Senator Bernie Sanders recently announced that he will be introducing a bill, the “Loan Shark Prevention Act,” that would amend the Truth in Lending Act (15 U.S.C. 1606) (TILA) to establish a “national consumer credit usury rate” that would limit the APR “applicable to any extension of credit” to the lesser of “15 percent on unpaid balances, inclusive of all finance charges” or “the maximum rate permitted by the laws of the State in which the consumer resides” (Sanders Bill).  Representative Alexandria Ocasio-Cortez reportedly will also be introducing the Sanders Bill in the House.

The Sanders Bill would also provide that fees that are not considered finance charges under TILA “may not be used to evade the [rate cap] and the total sum of such fees may not exceed the total amount of finance charges assessed.” Insured credit unions would not be subject to the rate cap.  There is one limited circumstance under which the 15% APR prong may be higher. The Federal Reserve Board “may establish, after consultation with the appropriate committees of Congress, the Secretary of the Treasury, and any other interested Federal financial institutional regulatory agency, an annual percentage rate of interest ceiling exceeding [a 15% APR] for periods of not to exceed 18 months upon a determination that :

  • Money market interest rates have risen over the preceding 6-month period; and
  • Prevailing interest rate levels threaten the safety and soundness of individual lenders, as evidenced by adverse trends in liquidity, capital, earnings, and growth.”

The Sanders Bill would implicitly repeal well-established doctrines under Section 85 of the National Bank Act (enacted in 1864) and its analogue provisions (enacted in 1980) that provide usury authority for other FDIC-insured banks and thrifts. These usury statutes have authorized banks to charge whatever interest rate is authorized under state law to any other lender located in the bank’s home state.  This authority, which is referred to as the “Most Favored Lender” doctrine, has also been interpreted by the U.S. Supreme Court in Marquette National Bank v. First of Omaha Corp., 439 U.S. 299 (1978), and its progeny to authorize banks to “export” throughout the country the interest rate permitted by the law of the state where the bank is located.
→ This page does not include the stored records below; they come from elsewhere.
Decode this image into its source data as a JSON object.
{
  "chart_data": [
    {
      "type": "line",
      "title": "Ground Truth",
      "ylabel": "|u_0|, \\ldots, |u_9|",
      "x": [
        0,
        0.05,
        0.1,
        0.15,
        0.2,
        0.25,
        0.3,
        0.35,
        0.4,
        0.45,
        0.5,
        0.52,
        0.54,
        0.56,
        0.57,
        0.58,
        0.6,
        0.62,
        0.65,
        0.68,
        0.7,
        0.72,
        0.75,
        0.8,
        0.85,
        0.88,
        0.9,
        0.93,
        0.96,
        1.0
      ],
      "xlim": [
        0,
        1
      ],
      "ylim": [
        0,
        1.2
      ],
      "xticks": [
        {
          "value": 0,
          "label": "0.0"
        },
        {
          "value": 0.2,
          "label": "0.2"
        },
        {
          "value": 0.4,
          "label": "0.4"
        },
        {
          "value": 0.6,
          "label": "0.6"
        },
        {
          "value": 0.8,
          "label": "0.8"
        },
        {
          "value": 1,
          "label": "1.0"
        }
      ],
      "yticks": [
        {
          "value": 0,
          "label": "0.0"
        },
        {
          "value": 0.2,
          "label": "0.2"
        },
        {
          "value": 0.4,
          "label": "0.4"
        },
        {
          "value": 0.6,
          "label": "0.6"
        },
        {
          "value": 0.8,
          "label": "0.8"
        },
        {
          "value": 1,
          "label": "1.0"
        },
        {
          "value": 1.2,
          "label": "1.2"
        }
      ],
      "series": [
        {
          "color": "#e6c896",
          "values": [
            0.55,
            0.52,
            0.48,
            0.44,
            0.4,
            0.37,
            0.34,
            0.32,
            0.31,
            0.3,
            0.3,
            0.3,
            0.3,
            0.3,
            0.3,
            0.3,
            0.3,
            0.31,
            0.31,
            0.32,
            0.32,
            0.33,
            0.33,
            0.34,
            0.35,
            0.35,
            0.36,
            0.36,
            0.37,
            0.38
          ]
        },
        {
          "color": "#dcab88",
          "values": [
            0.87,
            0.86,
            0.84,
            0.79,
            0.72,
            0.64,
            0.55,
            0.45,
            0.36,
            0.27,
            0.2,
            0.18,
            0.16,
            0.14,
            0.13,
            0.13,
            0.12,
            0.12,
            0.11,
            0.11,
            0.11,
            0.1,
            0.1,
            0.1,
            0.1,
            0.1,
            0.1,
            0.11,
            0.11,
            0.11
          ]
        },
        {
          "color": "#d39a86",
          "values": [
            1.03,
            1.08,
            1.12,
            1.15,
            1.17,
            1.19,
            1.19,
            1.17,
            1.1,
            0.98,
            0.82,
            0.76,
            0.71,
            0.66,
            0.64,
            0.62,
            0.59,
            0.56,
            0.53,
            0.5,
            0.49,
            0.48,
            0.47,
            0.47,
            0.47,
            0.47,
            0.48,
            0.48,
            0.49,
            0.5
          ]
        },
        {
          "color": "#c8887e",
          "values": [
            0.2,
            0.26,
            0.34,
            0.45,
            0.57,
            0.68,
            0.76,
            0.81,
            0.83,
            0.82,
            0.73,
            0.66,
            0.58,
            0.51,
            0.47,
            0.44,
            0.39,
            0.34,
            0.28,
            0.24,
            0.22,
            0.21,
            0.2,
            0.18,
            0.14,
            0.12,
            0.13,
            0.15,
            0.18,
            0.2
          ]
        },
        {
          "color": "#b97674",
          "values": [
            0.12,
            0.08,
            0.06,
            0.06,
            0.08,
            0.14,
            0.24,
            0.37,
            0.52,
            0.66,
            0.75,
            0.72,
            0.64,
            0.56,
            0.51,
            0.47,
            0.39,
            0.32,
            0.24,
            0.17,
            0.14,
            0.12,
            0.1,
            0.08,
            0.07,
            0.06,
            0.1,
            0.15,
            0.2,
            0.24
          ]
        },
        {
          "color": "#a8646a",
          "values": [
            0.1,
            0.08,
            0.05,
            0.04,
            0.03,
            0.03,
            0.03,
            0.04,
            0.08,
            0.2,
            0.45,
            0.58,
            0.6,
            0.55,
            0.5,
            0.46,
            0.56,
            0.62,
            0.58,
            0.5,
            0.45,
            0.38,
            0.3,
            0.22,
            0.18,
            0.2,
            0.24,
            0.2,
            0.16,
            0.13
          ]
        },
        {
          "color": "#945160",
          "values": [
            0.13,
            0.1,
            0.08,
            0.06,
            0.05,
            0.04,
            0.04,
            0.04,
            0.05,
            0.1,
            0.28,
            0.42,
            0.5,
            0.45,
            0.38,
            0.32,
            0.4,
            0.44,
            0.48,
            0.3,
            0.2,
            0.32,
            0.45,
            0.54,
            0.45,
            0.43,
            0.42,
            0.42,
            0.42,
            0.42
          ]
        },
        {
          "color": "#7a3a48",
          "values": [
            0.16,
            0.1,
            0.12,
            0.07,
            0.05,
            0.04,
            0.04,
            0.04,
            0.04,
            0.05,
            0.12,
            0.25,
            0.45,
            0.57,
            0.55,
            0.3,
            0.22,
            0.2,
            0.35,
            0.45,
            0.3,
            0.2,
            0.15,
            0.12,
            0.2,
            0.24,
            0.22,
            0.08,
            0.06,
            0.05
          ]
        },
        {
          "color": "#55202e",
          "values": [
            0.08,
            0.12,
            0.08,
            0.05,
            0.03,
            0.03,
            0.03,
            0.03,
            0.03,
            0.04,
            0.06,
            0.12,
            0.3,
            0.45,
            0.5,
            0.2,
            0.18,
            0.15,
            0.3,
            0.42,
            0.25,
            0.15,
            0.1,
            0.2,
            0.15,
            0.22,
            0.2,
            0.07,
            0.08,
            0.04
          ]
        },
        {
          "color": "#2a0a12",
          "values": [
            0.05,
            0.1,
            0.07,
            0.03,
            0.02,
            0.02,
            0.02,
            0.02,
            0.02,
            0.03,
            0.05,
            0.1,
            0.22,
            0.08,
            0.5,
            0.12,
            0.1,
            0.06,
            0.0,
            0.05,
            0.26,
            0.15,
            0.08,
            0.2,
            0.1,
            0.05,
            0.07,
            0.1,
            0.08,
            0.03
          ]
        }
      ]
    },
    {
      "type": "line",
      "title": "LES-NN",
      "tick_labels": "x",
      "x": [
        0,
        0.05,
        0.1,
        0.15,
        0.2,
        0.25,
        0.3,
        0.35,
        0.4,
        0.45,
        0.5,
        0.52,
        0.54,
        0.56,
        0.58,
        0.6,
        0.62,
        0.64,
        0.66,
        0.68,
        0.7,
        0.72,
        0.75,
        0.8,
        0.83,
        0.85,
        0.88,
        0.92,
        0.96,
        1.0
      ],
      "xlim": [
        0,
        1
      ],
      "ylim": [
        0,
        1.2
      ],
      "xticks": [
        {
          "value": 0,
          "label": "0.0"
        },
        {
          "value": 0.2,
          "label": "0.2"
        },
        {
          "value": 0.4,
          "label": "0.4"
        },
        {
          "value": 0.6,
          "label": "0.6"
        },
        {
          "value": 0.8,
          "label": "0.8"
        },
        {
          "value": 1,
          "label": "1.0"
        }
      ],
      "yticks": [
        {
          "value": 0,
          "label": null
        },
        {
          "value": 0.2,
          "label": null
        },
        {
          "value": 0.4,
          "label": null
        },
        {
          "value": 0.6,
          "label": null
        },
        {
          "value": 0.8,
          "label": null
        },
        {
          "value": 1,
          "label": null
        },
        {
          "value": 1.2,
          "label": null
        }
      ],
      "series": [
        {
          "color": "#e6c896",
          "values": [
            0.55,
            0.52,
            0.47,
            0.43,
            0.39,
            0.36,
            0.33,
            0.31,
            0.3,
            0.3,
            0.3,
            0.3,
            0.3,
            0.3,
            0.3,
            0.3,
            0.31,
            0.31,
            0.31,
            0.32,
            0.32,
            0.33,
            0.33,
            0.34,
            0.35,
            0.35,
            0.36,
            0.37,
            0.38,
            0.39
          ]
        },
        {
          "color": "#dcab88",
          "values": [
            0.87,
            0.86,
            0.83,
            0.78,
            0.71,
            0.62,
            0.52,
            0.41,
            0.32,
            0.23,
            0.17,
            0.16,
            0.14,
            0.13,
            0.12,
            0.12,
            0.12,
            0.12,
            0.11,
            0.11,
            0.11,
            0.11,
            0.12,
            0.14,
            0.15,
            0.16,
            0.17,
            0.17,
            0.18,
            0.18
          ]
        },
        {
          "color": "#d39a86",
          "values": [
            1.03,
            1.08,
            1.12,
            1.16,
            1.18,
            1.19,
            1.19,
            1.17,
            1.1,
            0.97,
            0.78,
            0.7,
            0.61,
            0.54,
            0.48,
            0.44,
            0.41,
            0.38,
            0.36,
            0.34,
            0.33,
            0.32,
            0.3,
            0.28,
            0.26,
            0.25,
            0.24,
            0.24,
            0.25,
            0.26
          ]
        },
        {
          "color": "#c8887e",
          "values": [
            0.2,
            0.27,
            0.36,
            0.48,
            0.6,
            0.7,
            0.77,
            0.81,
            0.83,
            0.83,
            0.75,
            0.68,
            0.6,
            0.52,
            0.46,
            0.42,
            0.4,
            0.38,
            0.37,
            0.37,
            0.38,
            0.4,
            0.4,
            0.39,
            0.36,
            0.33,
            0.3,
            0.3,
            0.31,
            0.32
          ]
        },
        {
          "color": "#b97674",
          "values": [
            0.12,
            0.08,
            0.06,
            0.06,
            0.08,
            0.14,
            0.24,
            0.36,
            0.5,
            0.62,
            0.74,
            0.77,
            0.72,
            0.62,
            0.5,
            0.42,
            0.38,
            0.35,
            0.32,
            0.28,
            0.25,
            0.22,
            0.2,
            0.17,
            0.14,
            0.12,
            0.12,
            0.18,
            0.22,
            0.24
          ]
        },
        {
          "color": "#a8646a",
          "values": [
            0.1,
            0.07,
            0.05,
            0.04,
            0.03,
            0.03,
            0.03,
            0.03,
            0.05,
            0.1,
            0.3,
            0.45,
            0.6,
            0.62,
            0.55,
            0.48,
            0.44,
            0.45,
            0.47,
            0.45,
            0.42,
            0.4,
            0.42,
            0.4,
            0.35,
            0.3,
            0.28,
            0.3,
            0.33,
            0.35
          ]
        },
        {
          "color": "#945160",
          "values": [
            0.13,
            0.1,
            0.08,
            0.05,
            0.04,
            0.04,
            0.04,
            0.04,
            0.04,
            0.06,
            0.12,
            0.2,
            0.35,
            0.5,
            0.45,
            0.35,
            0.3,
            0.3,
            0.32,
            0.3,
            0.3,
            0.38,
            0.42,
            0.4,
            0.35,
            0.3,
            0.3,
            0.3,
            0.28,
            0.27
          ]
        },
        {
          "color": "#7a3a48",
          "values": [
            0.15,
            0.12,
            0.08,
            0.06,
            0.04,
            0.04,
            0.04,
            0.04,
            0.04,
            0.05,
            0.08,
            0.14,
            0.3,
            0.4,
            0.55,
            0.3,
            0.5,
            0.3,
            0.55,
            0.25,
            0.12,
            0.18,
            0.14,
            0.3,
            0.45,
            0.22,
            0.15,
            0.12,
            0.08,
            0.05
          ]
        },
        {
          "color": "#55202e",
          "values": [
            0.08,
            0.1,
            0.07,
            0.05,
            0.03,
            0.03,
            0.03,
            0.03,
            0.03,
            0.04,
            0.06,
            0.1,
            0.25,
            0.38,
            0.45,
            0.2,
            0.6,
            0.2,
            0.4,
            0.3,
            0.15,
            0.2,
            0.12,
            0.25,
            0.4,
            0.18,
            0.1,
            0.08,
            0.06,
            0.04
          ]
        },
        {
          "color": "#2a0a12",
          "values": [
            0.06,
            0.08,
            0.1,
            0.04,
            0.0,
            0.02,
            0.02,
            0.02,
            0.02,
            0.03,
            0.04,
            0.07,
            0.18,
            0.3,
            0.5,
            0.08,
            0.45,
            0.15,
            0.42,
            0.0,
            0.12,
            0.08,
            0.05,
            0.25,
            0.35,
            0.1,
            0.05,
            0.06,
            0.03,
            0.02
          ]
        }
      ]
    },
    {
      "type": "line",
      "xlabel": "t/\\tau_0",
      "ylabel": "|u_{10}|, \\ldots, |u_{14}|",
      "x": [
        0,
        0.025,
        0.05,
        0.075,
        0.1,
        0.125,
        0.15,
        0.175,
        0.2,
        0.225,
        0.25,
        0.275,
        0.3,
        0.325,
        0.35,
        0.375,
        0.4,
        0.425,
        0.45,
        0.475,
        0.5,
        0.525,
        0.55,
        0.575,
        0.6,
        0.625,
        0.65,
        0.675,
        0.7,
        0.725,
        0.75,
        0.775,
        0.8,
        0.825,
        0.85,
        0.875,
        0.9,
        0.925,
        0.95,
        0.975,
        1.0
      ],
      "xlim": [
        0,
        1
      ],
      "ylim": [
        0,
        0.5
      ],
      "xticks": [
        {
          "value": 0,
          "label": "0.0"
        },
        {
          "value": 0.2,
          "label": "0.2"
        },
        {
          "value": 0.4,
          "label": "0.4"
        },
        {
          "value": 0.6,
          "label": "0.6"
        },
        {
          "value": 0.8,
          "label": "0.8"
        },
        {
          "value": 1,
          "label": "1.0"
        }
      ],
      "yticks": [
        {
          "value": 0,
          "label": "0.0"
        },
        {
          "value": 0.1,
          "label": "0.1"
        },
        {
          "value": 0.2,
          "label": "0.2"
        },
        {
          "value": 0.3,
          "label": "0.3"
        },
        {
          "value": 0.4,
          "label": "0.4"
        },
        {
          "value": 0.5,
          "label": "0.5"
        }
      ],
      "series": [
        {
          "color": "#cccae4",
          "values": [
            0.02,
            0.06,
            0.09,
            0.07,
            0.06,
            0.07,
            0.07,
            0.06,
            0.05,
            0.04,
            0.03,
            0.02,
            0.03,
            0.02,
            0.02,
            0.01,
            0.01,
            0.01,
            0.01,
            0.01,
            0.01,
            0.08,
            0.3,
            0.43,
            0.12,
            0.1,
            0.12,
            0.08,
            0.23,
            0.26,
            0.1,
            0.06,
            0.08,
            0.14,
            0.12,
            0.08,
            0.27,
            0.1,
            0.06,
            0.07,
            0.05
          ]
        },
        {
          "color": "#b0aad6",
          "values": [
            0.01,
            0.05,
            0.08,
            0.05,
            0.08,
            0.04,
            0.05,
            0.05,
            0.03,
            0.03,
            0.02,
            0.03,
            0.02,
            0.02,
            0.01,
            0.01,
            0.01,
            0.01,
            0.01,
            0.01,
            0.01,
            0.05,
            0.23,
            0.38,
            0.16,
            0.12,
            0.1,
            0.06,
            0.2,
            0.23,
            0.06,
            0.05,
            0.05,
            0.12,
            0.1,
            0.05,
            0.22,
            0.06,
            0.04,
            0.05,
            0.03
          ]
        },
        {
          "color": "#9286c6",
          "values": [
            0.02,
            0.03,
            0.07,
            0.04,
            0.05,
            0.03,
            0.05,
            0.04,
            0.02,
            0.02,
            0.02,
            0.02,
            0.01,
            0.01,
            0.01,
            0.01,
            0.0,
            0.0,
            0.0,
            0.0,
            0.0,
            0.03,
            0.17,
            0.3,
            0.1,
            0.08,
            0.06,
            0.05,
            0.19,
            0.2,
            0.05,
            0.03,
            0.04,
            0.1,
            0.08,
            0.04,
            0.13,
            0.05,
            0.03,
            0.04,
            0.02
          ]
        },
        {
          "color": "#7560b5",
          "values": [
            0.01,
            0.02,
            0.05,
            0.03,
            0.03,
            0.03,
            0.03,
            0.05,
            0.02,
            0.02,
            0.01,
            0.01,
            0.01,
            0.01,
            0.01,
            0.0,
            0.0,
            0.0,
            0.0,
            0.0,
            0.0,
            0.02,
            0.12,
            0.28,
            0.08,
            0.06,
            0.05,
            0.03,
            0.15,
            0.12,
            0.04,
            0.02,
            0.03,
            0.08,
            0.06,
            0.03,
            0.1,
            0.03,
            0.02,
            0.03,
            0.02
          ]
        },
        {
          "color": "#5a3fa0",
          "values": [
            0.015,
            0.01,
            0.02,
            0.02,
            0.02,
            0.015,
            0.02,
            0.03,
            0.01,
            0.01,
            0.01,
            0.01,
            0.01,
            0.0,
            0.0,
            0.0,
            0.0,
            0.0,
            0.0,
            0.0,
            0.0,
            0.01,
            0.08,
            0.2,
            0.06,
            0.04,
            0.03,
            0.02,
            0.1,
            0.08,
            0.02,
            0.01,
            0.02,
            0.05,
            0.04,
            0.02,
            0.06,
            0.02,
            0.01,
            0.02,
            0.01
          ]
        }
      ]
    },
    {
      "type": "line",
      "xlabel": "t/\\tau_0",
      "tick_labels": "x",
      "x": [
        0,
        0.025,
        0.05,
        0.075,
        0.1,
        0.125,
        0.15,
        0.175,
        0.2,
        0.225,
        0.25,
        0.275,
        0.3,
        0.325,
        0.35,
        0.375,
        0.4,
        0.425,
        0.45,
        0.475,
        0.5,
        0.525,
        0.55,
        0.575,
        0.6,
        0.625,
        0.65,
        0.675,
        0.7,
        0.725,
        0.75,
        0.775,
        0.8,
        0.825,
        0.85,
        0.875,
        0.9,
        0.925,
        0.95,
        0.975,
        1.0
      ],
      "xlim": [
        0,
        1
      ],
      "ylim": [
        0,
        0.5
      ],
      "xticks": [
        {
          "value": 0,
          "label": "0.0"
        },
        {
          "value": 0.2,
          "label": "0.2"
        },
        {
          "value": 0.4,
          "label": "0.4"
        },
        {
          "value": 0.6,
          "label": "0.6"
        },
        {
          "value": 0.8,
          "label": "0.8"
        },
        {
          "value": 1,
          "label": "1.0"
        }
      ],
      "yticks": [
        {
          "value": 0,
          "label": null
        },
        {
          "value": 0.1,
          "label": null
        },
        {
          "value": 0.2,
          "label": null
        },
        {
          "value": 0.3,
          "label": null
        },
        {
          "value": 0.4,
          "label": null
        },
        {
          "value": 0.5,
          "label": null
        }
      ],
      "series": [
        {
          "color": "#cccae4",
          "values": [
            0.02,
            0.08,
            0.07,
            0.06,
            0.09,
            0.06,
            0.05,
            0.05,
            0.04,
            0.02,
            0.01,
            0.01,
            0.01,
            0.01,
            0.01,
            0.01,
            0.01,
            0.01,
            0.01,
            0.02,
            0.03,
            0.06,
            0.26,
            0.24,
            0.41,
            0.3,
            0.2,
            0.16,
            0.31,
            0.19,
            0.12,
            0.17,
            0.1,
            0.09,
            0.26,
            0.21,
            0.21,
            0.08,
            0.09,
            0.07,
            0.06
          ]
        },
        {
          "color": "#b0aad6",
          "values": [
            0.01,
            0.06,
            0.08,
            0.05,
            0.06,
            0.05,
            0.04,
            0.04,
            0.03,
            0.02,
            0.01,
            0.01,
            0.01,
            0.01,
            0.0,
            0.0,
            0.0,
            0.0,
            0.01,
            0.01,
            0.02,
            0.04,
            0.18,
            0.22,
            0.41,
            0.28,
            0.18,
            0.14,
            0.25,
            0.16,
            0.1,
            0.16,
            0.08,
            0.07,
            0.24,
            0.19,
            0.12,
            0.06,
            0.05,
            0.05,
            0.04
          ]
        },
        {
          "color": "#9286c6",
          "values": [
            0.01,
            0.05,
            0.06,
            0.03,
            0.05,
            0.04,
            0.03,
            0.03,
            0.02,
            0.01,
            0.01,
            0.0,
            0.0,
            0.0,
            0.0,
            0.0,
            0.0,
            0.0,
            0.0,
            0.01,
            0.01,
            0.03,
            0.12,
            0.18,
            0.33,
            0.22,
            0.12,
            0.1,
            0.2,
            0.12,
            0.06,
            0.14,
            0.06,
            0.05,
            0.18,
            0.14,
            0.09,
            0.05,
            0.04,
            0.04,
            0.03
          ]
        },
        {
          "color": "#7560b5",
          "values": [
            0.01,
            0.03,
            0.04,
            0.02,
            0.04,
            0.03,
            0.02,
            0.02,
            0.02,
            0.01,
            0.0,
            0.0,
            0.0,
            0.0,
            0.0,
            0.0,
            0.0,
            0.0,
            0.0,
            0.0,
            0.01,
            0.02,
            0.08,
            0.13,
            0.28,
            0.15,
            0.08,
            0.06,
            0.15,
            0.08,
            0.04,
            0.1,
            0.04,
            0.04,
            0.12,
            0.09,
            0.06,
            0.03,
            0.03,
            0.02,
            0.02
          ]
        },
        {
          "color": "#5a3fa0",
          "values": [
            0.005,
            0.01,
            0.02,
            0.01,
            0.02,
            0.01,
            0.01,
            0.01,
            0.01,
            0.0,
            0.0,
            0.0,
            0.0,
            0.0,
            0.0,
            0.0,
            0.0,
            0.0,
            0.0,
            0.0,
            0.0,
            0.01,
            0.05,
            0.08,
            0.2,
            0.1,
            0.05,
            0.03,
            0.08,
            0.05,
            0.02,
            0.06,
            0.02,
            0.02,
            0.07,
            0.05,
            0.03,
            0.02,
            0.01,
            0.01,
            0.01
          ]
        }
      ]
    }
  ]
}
This additional authority is referred to as the “Exportation” doctrine.

The Sanders’ Bill would implicitly repeal both doctrines which are the linchpin of the country’s robust bank interstate lending programs and have enabled more people to obtain credit than would otherwise be the case.  It would roll back the usury laws to those that existed more than 40 years ago when banks were not engaging in much interstate lending because of such restrictive usury laws.  In place of current law, the bill would substitute for the uniform interest rates that are now used interstate lending programs a patchwork quilt of usury laws and interest rate limits that would vary by state. That change would not only reduce the revenues from such lending programs but also increase the costs, inevitably causing banks to tighten their credit card underwriting standards.

The Sanders Bill is also unclear with respect to the meaning of the term “maximum rate permitted by the laws of the state in which the consumer resides.”  That might reasonably be construed to mean the general usury law of the borrower’s home state.  For borrowers whose home state is Pennsylvania, for example, that general usury rate would be only 6% per annum simple interest even though Pennsylvania law permits banks, credit unions, and consumer finance companies to charge more than 6% to Pennsylvania borrowers on certain types of loans.  If the term is construed to mean the general usury law, practically all lenders, other than credit unions, would be unable to engage profitably in consumer lending and would need to shut down their consumer lending operations.

It seems very unlikely that the Sanders Bill will gain traction in this session of Congress since Republicans control the Senate.  The Sanders Bill seems intended to be a political “talking point” more than a real effort to enact a national consumer usury ceiling.  We can only hope so.